Do loving things that are within the bounds of what is protective and nurturing. Sorry son, giving you candy whenever you want is not how I'm going to show you that I love you.
Should you love your spouse or your child more?
There is a teaching out there that Christian wives are to love their husbands more than their children. I see no evidence of this in the Bible. And honestly, I don't think the kind of love we're commanded to give is to give certain amounts to some more than others.
There are only two levels of love that I see in scripture "thou shalt love the Lord thy God with all thy heart, and with all thy soul, and with all thy mind, and with all thy strength" (Mark 12:30, WEB ) and “love your neighbor as yourself” (v. 31).
In my opinion, this is the only valid comparison of who to love more. If several people you love disagree, I think a more valuable question is which option will most benefit the other's health and well-being?
For example, if your husband asks you to bring him a glass of milk, but your child has fallen and is bleeding, you choose to take care of the child because the child's well-being is at stake.
On the other hand, if your son wants to stay up late at a party, but your husband wants to go home because he has to get up early, you go home to look out for your husband's well-being. The choice is between well-being and indulgence, not between two people.
Do you love your neighbor as yourself
Do not get me wrong. I fail all the time. I surrender, insist on my own way and react badly every day. That's why I also need to love myself to love well.
“You shall love your neighbor as yourself” (Mark 12:31).
When I feel nourished, protected and cared for, I find it easier to choose the same. And as a parent, that means I have to make time to feed on the Word or go for a walk to de-stress. I need to draw water from the well of Love itself – God – so that I can overflow with love for my children and others.
Some Final Thoughts on How to Love Your Children Like Jesus
Loving your child like Jesus does not depend on how you feel.

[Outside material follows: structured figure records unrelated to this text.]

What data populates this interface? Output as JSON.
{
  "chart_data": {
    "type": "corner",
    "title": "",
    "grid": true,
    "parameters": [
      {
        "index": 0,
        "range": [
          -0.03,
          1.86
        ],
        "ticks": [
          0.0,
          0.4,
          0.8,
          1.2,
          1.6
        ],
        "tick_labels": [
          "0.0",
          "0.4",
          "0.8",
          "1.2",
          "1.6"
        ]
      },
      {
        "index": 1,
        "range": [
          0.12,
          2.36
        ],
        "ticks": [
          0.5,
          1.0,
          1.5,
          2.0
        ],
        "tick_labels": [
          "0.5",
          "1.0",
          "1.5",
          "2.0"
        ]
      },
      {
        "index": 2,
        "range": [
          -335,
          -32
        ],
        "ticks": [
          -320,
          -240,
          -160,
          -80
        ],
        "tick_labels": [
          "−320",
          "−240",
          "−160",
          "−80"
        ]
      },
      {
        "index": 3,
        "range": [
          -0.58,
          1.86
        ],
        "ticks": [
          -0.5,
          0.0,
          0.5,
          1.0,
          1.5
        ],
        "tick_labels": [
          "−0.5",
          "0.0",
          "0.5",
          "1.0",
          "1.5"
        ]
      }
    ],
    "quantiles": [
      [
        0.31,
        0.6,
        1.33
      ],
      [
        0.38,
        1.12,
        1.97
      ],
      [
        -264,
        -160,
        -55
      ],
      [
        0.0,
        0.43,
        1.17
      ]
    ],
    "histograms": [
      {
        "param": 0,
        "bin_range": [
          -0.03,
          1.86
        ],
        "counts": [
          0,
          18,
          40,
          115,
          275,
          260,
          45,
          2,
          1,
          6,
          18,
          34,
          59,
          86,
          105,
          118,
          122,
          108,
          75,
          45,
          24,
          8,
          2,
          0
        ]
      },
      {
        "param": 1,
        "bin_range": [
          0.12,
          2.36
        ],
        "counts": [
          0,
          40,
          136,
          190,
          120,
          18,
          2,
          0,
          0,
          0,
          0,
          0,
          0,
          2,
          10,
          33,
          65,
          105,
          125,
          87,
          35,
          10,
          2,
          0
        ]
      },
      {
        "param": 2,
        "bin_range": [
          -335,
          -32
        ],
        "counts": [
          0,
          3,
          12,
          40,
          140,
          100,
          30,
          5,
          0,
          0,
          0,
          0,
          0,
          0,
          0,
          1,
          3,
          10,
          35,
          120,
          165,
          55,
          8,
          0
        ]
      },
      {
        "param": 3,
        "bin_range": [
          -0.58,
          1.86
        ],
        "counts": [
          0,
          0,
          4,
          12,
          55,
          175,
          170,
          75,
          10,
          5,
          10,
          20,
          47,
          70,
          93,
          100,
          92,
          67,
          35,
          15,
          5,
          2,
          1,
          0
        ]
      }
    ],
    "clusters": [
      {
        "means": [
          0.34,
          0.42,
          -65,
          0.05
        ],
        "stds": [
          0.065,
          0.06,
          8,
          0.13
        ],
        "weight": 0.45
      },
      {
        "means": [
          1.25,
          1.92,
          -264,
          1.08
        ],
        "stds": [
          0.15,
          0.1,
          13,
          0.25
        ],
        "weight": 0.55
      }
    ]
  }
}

It's okay if you don't like or even can't stand your child right now. Loving them is about what you choose to do for their well-being.
God's love is so much more than I can comprehend, much less put into words. If you want to know how to love your children like Jesus, the most helpful thing you can do is get closer to Jesus.
“Beloved, let us love one another, because love comes from God; and everyone who loves is born of God and knows God” (1 John 4:8).
He will show you perfect love and pour love through you. He revealed himself in Jesus, who demonstrated and taught us how to love one another.
Finally, I hope you can have what Paul prayed forEphesians 3:17-19
"I pray that you, rooted and firmly established in love, may understand with all the saints what is the length and breadth, the height and depth of the love of God, and may know the love of the Messiah which surpasses all knowledge, so that may be filled with all the fullness of God.”